止めに行ったレジス教官も金的を喰らいます。あぁ、痛そうですが、レジス教官の苦悶の表情がちょっと面白かったです。彼も倒れます。
「俺の先生に何をするっ!?」
飛び出したのはサルヴァです。端から見ると、彼のクラス担当の教官であるレジス教官を庇っての発言に思えますが、違います。歳の差を越えて愛する人、副学長を殴られた怒りです。
彼の突進は、私に前に行くように伝えてくれたおっさんが止めました。腕を取ってからの投げ飛ばし。見事です。
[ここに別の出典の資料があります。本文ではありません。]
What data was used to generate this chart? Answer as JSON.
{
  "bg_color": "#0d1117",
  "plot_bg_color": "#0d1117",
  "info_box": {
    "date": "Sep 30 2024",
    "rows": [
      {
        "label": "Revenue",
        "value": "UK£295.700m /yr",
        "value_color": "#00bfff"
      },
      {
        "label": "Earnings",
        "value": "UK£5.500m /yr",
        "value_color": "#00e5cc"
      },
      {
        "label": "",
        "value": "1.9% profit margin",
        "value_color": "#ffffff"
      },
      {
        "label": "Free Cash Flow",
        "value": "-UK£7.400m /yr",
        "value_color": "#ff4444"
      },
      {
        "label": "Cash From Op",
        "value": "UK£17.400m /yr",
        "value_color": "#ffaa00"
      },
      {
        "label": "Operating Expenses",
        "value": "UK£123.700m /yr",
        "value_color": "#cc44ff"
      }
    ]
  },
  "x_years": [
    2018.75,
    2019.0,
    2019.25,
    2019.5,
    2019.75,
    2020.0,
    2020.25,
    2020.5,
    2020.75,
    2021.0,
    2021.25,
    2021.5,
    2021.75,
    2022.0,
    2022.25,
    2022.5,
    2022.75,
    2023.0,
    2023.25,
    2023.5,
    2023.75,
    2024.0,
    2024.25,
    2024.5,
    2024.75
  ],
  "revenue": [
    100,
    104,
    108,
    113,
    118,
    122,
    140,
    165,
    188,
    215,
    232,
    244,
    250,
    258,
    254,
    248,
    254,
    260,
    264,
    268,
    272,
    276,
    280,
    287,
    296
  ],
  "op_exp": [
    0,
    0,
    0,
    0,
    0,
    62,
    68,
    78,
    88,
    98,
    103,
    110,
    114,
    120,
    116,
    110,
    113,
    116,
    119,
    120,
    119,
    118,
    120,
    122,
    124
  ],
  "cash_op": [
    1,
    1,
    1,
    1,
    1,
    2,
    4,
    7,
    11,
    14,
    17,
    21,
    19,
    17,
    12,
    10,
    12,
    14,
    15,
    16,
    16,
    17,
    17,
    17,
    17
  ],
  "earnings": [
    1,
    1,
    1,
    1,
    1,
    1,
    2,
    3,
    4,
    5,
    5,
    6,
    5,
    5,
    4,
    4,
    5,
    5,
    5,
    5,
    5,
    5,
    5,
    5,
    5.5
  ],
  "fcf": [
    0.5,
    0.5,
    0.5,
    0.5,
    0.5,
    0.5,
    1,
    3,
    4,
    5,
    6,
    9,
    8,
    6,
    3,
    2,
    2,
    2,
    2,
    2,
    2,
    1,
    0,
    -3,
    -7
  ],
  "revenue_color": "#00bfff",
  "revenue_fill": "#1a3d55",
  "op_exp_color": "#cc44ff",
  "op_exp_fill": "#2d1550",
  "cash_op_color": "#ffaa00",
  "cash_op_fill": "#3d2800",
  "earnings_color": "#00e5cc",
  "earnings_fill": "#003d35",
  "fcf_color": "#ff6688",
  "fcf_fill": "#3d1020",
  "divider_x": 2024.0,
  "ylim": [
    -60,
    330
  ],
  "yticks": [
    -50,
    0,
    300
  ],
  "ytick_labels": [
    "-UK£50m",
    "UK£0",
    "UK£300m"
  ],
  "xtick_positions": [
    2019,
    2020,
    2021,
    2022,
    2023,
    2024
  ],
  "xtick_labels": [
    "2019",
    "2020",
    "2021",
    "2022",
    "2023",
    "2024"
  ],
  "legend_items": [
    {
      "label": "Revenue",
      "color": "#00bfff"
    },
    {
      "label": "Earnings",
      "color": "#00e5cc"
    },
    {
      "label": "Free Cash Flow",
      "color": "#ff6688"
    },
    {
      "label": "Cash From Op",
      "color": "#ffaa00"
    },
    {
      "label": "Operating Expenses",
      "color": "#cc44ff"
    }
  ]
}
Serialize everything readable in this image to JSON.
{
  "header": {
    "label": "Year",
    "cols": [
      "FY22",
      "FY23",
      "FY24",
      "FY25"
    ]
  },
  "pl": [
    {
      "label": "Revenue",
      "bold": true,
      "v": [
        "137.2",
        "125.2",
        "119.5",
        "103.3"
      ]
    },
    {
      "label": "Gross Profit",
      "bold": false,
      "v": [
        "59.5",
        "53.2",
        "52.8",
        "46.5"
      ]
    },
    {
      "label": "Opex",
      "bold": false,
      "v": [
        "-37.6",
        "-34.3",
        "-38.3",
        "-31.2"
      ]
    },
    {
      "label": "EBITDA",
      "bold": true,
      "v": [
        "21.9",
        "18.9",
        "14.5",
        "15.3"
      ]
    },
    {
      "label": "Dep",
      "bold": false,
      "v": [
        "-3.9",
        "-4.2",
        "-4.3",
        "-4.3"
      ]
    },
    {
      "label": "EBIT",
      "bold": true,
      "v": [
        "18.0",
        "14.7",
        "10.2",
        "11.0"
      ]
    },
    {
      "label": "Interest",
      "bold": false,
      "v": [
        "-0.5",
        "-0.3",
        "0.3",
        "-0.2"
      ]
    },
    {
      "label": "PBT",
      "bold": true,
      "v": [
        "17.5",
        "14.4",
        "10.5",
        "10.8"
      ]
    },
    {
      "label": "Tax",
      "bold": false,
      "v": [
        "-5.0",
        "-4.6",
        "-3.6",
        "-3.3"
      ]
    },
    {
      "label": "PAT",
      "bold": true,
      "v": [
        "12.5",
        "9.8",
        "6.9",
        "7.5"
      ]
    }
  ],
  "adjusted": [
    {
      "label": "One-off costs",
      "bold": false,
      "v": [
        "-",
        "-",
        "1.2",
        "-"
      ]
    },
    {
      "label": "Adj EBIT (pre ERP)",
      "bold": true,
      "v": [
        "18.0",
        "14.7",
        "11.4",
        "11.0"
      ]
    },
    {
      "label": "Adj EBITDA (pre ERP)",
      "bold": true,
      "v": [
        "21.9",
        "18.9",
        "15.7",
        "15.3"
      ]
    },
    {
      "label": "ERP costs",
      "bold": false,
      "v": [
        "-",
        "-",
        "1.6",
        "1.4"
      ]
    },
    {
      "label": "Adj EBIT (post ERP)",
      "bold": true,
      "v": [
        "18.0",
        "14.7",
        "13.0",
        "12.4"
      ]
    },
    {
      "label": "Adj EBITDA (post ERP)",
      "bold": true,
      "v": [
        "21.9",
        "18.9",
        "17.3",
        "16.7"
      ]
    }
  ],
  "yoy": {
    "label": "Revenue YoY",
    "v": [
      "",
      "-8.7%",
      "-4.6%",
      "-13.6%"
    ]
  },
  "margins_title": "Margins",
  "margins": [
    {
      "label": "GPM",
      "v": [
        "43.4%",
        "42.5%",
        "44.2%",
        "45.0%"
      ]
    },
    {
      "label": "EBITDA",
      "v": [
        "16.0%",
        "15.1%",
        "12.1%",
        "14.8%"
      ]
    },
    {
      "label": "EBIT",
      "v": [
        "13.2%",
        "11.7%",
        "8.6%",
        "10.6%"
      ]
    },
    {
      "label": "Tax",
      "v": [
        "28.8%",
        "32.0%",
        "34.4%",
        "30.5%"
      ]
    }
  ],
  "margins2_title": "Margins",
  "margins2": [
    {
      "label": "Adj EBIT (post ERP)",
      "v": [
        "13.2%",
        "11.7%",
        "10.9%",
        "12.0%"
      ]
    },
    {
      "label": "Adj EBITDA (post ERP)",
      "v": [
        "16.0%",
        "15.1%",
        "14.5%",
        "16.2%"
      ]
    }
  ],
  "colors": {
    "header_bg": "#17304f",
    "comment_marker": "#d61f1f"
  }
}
サルヴァは逆さまに壁に激突し、そのまま、ずり落ちて動かなくなりました。
遅れて女生徒より悲鳴が上がり、正義感に溢れる男子の何人かは喧嘩を収めようと動き出します。
登校時に見た男性二人もいました。
「死竜を単騎で仕留めた? 第一軍団からの報告は全くの出鱈目。諸国連邦の軛を外させまいとする陰謀である。我ら、解放戦線は断じて認めぬ」
まぁ、勝手なことを。
さてと、そろそろ、私も男を止めに行きますかね。
勲章なる物は要りませんが、こんな目立つ場所に独り立っている上に、誹謗が飛んでくるなんて晒し首みたいですから。
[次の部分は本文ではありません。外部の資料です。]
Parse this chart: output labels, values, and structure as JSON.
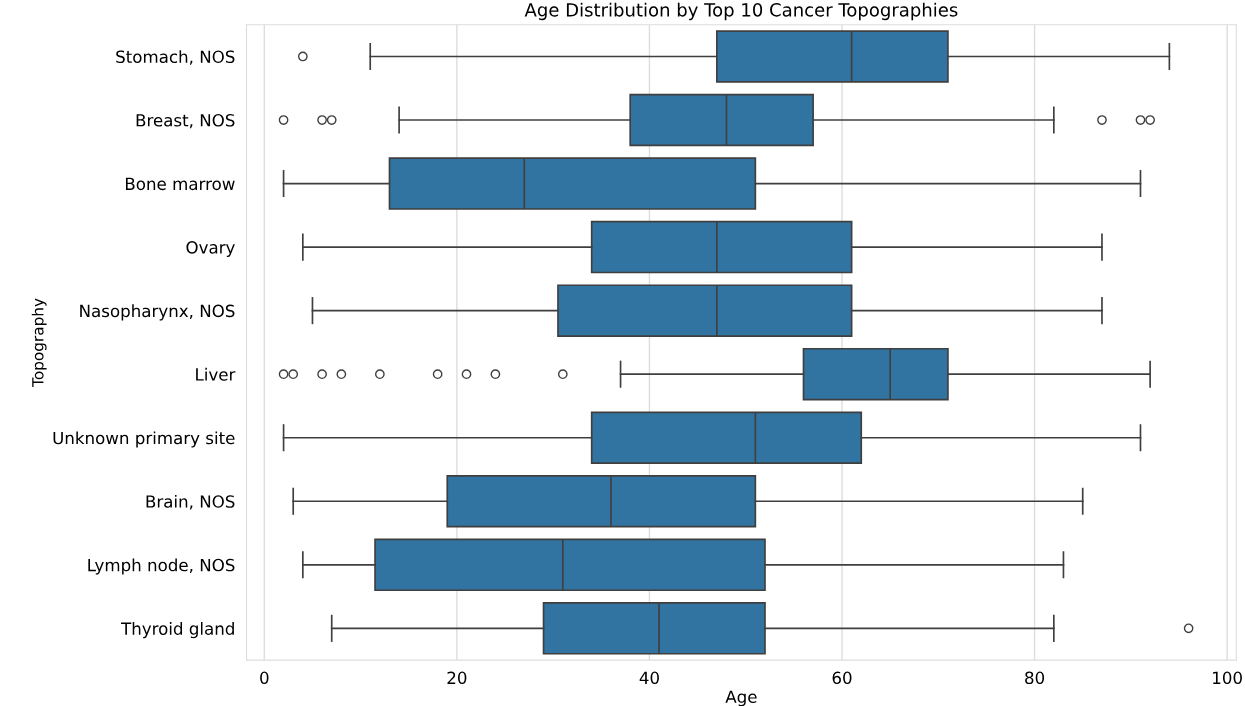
{
  "chart_data": {
    "type": "box",
    "orientation": "horizontal",
    "title": "Age Distribution by Top 10 Cancer Topographies",
    "xlabel": "Age",
    "ylabel": "Topography",
    "color": "#3274a1",
    "categories": [
      "Stomach, NOS",
      "Breast, NOS",
      "Bone marrow",
      "Ovary",
      "Nasopharynx, NOS",
      "Liver",
      "Unknown primary site",
      "Brain, NOS",
      "Lymph node, NOS",
      "Thyroid gland"
    ],
    "boxes": [
      {
        "low": 11,
        "q1": 47,
        "median": 61,
        "q3": 71,
        "high": 94,
        "outliers": [
          4
        ]
      },
      {
        "low": 14,
        "q1": 38,
        "median": 48,
        "q3": 57,
        "high": 82,
        "outliers": [
          2,
          6,
          7,
          87,
          91,
          92
        ]
      },
      {
        "low": 2,
        "q1": 13,
        "median": 27,
        "q3": 51,
        "high": 91
      },
      {
        "low": 4,
        "q1": 34,
        "median": 47,
        "q3": 61,
        "high": 87
      },
      {
        "low": 5,
        "q1": 30.5,
        "median": 47,
        "q3": 61,
        "high": 87
      },
      {
        "low": 37,
        "q1": 56,
        "median": 65,
        "q3": 71,
        "high": 92,
        "outliers": [
          2,
          3,
          6,
          8,
          12,
          18,
          21,
          24,
          31
        ]
      },
      {
        "low": 2,
        "q1": 34,
        "median": 51,
        "q3": 62,
        "high": 91
      },
      {
        "low": 3,
        "q1": 19,
        "median": 36,
        "q3": 51,
        "high": 85
      },
      {
        "low": 4,
        "q1": 11.5,
        "median": 31,
        "q3": 52,
        "high": 83
      },
      {
        "low": 7,
        "q1": 29,
        "median": 41,
        "q3": 52,
        "high": 82,
        "outliers": [
          96
        ]
      }
    ],
    "xlim": [
      -1.85,
      100.95
    ],
    "xticks": [
      0,
      20,
      40,
      60,
      80,
      100
    ],
    "grid": "x"
  }
}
講堂の入り口から、多くの武装した者達が乱暴に入ってきました。うーん、雑魚。剣や槍くらいでは私を止められませんよ。
しかし、私が一歩を踏み出した瞬間に異変が起こるのです。
赤く光る文字が幾つも見える魔法陣。それが私の真下に現れたのです。
急激に体の自由が効かなくなり、両膝を付いて、私は崩れます。ギリギリ腕だけは動いて、顔面を強打することだけは防げました。
竜特化捕縛魔法!
事前に仕掛けていた罠に引っ掛かったのです!
私の体内を巡る魔力はガランガドーさんが供給していると聞いたことが有ります。その為に、竜用の捕縛魔法には弱くて、私の魔力が撹乱されてしまいます。
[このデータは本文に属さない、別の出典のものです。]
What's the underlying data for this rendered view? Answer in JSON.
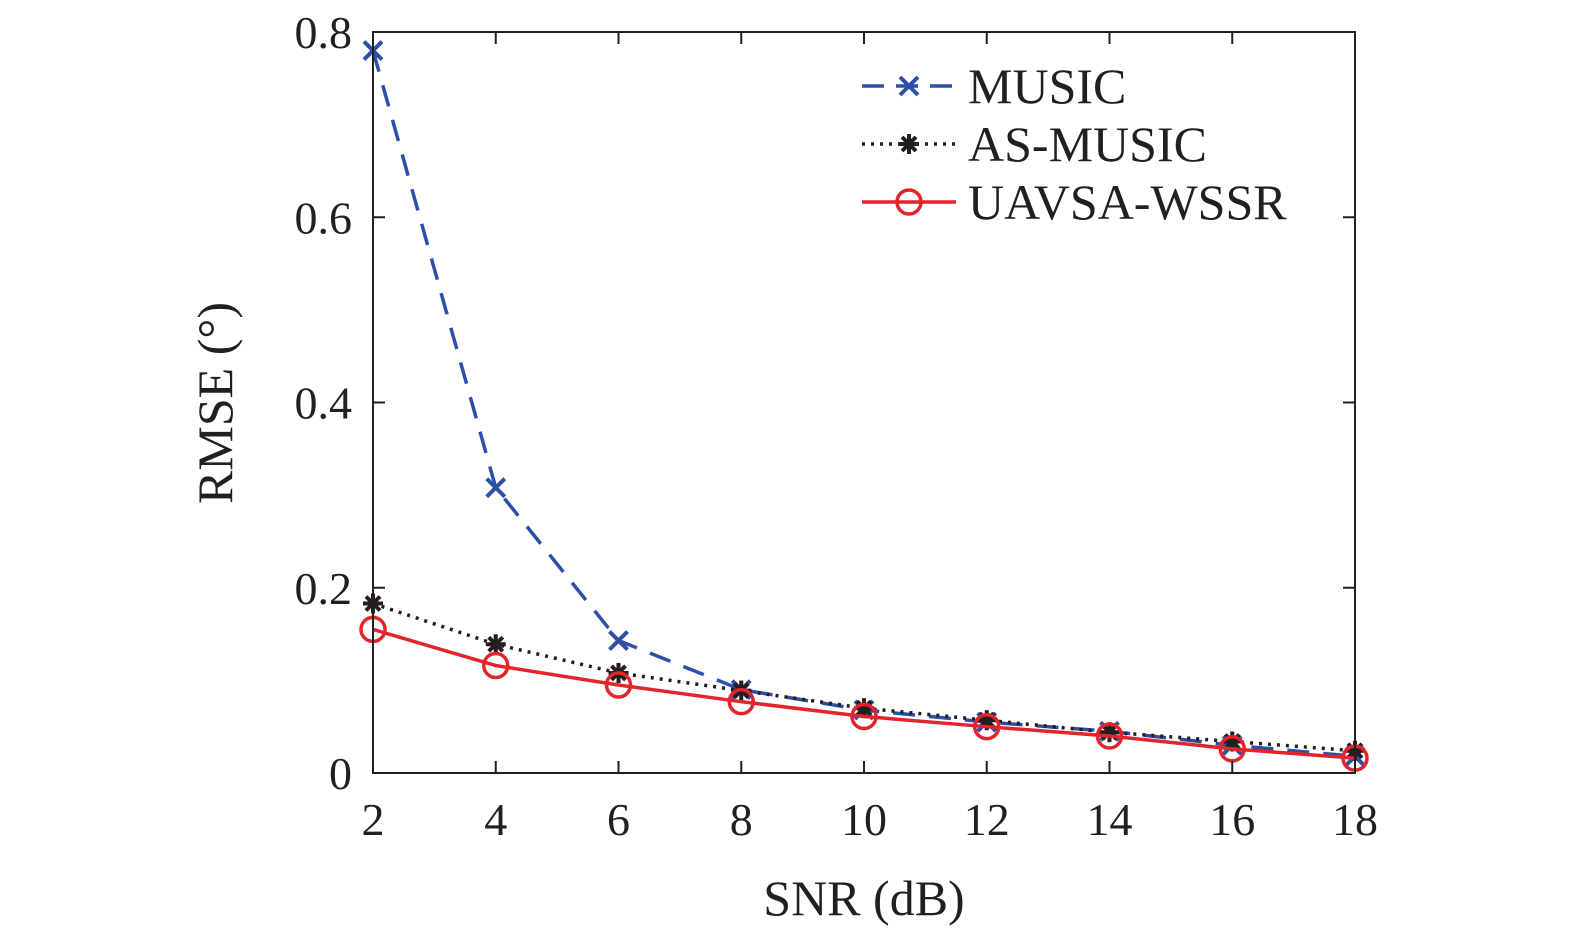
{
  "chart_data": {
    "type": "line",
    "title": "",
    "xlabel": "SNR (dB)",
    "ylabel": "RMSE (°)",
    "x": [
      2,
      4,
      6,
      8,
      10,
      12,
      14,
      16,
      18
    ],
    "xlim": [
      2,
      18
    ],
    "ylim": [
      0,
      0.8
    ],
    "xticks": [
      "2",
      "4",
      "6",
      "8",
      "10",
      "12",
      "14",
      "16",
      "18"
    ],
    "yticks": [
      "0",
      "0.2",
      "0.4",
      "0.6",
      "0.8"
    ],
    "ytick_values": [
      0,
      0.2,
      0.4,
      0.6,
      0.8
    ],
    "grid": false,
    "legend_position": "top-right",
    "series": [
      {
        "name": "MUSIC",
        "color": "#2e4fa8",
        "line_style": "dashed",
        "marker": "x",
        "values": [
          0.78,
          0.308,
          0.143,
          0.09,
          0.068,
          0.055,
          0.045,
          0.03,
          0.018
        ]
      },
      {
        "name": "AS-MUSIC",
        "color": "#231f20",
        "line_style": "dotted",
        "marker": "asterisk",
        "values": [
          0.183,
          0.139,
          0.108,
          0.089,
          0.07,
          0.057,
          0.044,
          0.034,
          0.024
        ]
      },
      {
        "name": "UAVSA-WSSR",
        "color": "#e3242b",
        "line_style": "solid",
        "marker": "circle",
        "values": [
          0.155,
          0.116,
          0.095,
          0.077,
          0.061,
          0.05,
          0.04,
          0.026,
          0.016
        ]
      }
    ]
  }
}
生徒の皆さんも混乱していて、至る所から悲鳴や怒号が聞こえます。
私は必死に首を上げる。
1番入り口に近いのは我がクラスだったのですが、その為にサブリナさんが武装した者に拘束されていました。人質なのでしょう。
助けなきゃ。
私の想いは、しかし、空回り。身動きは指先くらいしか動かなくて、床をカリカリ掻くのみです。
「傲慢なブラナン王国の公爵に鉄槌を!」
実際に大きな鉄槌を二人掛りで持っている奴等がいまして、それで私をぐしゃりとするつもりなんですね!
ガランガドー! 早く来なさい!
私は館の庭で惰眠を貪っているであろう精霊に指示します。
『おふ。ダメだって、アディ』
寝てやがる!
もう鉄槌がそこまで来ていると言うのに!
万事休すです。
こうなれば、その鉄の塊と、魔力抜きですが、私の固い頭蓋骨のポテンシャルで勝負です!
私が覚悟を決めた矢先、上から食事用ナイフが飛んできて、私を殺そうとした者達が倒れました。